Tankless hot water heaters have been known to use anywhere between 30% to 50% less energy than conventional water heaters with storage tanks. This depends entirely on your water usage, however, using a tankless water heater can save an average household up to $100 or more on their energy bills.
Tankless models, which are sometimes referred to as instant hot water heaters or on-demand water heaters, are powered by either gas or electric sources and only heat your water when you turn on the faucet.
One of the main advantages to using a tankless water heater is that they eliminate the need to store large amounts of hot water in a tank. Storage tanks require your heater to run continuously to maintain a certain water temperature.
On the other hand, tankless models only heat the water that’s actually needed, which uses far less energy than conventional models, since they don’t have to run when there is no demand for hot water.
Because of this, tankless hot water heaters are capable of providing a virtually endless supply of hot water, as long as the unit is operating within its capacity.

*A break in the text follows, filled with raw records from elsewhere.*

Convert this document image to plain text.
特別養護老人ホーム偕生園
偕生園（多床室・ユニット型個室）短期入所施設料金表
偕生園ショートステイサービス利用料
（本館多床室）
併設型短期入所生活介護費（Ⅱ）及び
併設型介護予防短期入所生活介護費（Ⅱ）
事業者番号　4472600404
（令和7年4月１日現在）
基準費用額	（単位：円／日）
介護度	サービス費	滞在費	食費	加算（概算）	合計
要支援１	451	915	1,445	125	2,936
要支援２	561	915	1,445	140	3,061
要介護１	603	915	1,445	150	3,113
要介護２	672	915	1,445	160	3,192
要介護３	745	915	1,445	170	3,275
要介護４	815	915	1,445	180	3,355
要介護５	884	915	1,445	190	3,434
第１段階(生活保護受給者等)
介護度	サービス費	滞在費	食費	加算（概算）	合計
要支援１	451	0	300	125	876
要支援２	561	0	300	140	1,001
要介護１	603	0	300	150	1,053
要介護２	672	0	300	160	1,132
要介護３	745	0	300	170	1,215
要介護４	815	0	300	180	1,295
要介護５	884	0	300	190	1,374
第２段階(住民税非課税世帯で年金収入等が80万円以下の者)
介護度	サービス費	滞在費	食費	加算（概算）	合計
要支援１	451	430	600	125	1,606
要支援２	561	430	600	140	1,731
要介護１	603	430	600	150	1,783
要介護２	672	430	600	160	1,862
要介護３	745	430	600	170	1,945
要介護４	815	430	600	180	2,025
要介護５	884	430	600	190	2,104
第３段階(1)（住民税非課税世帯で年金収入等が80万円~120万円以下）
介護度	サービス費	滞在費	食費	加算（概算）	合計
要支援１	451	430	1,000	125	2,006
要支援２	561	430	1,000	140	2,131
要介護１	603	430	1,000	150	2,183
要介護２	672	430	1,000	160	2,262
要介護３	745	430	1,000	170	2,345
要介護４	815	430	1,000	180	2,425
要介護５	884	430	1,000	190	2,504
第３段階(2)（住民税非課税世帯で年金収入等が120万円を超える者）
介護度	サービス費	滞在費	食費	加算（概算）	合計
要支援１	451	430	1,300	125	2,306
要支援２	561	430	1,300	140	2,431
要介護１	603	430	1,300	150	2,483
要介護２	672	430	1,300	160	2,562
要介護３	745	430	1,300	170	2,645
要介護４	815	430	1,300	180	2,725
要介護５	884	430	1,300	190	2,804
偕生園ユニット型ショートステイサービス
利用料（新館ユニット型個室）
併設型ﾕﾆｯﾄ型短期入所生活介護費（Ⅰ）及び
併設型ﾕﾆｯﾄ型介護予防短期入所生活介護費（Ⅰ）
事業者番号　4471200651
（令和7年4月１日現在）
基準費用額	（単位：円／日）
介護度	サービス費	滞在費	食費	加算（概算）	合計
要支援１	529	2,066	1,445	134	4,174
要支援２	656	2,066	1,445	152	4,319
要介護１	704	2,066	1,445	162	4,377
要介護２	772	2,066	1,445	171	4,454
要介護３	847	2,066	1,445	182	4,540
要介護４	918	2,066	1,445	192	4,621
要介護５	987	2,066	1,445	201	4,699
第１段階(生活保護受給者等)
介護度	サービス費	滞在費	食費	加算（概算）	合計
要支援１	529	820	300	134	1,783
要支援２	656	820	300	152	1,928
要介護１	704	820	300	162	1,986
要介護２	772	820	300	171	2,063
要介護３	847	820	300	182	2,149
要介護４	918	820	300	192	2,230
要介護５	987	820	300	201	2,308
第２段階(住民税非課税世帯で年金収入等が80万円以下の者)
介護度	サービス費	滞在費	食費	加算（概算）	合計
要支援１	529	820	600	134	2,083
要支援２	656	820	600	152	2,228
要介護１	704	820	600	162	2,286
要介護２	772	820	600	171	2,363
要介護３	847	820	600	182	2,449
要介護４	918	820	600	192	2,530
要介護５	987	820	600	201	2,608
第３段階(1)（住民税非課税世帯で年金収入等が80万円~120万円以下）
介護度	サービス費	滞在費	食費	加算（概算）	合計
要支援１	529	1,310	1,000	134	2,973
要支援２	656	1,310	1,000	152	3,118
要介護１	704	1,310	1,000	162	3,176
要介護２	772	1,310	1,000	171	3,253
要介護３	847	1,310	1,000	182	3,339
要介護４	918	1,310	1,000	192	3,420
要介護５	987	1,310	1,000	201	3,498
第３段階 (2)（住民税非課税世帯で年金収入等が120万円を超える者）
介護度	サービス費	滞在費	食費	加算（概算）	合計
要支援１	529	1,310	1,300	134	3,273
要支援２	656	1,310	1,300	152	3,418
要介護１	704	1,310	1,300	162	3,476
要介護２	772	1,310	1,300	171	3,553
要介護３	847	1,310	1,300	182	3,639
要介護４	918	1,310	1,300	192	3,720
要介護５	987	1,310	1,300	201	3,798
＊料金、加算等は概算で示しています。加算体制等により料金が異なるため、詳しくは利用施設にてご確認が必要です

Still, if you’re thinking about replacing your conventional hot water heater with the tankless variety, it’s important to understand how they work, as well as the pros and cons that come with using one.
Below, we’ll take a quick look at how tankless water heaters work, as well as their advantages and disadvantages.
Read more about the difference between tankless and conventional water heaters
Advantages of Tankless Hot Water Heaters
Instead of storing your hot water in a tank, tankless models heat your water as it’s being drawn through the unit. These models have a heating coil inside them, which quickly heat the water to the desired temperature before it reaches your faucets.
One major benefits to using a tankless water heater is that, depending on where you live, you may be eligible for a federal tax rebate of up to $300.
Endless Hot Water
As mentioned, tankless water heaters virtually never run out of hot water. This is because they heat the water as needed instead of storing it in a tank. This also eliminates standby heat loss, which refers to when your hot water tank is losing heat from not being used, which essentially wastes energy.
Another major advantage to using a tankless water heater is that they last between 5 to 10 years more than conventional models. This is mostly because they don’t have a storage tank, which is susceptible to corrosion and leakages over time. This also means that there is no risk of coming home to a flooded basement.
Tankless water heaters are also much smaller than conventional models, which can be highly beneficial if you’re living in a relatively small home. Tankless units can even be mounted directly to a wall, which saves you even more space in your home.
You can even find tankless heaters that are small enough to be installed directly under a sink, in your cabinets, or even in a closet close to where the hot water will be used.
Or, tankless units can even be installed on a wall outside your home, as long as it’s equipped with an anti-freeze kit for the winter months.
By far, the most important benefit that comes with using a tankless hot water heater is that they are far more energy efficient than conventional models with storage tanks.
Instead of storing your hot water, tankless heaters only use up enough energy to heat the water that is being used. No more, no less.
Furthermore, electric tankless water heaters don’t produce any harmful greenhouse gases, which means that they’re excellent for environmentally conscious homeowners.
Disadvantages of Tankless Hot Water Heaters
While there are many advantages to using a tankless hot water heater, they also come with their own set of drawbacks. For starters, purchasing a tankless water heater typically costs two to three times as much as a conventional hot water heater.
Let’s take a look at a few more of the disadvantages of using a tankless model. And read about the best tankless water heater reviews.
While tankless models are capable of providing an endless supply of hot water, the output is divided between all the fixtures in your home. This means that a tankless unit will not be able to supply hot water to several fixtures at the same time.
Another drawback is that tankless models usually don’t have a modulating temperature control. This means that you’re likely to experience occasional temperature fluctuations when you adjust the flow rate coming out of your fixture.
When replacing an existing hot water tank, you may need to install additional circuit or natural gas lines to accommodate your new unit. This also means that you’ll need to properly vent your unit if you decided to have a gas or propane model installed.
Regardless, installing a tankless water heater is typically more expensive than installing a conventional model.
Although they are still more energy efficient than conventional hot water tanks, gas-powered tankless units produce greenhouse gases, which can be harmful to the environment.
Gas units also need to be serviced annually to ensure that they are performing properly, which can be an added expense to your water bills.
Another drawback to a tankless unit is that they require a minimum flow rate of at least 0.5 gallons per minute (GPM). Therefore, if you live in an older home with poor water pressure, a tankless model might not be the best option for you.
Other Factors to Consider
It’s important to keep in mind that heating your home’s water typically accounts for up to 20% of your home’s annual energy costs. This means that the heater you choose will significantly affect how much it costs to supply your home with hot water throughout the year.
When it comes to choosing between an electric or a gas-powered unit, electric is generally cheaper in terms of purchase price and installation. However, natural gas is typically cheaper than the cost of electricity. But this will vary depending on where you live.
Finally, when shopping for tankless water heaters, just make sure to compare their “Energy Guide” stickers to find a unit that is as efficient as possible.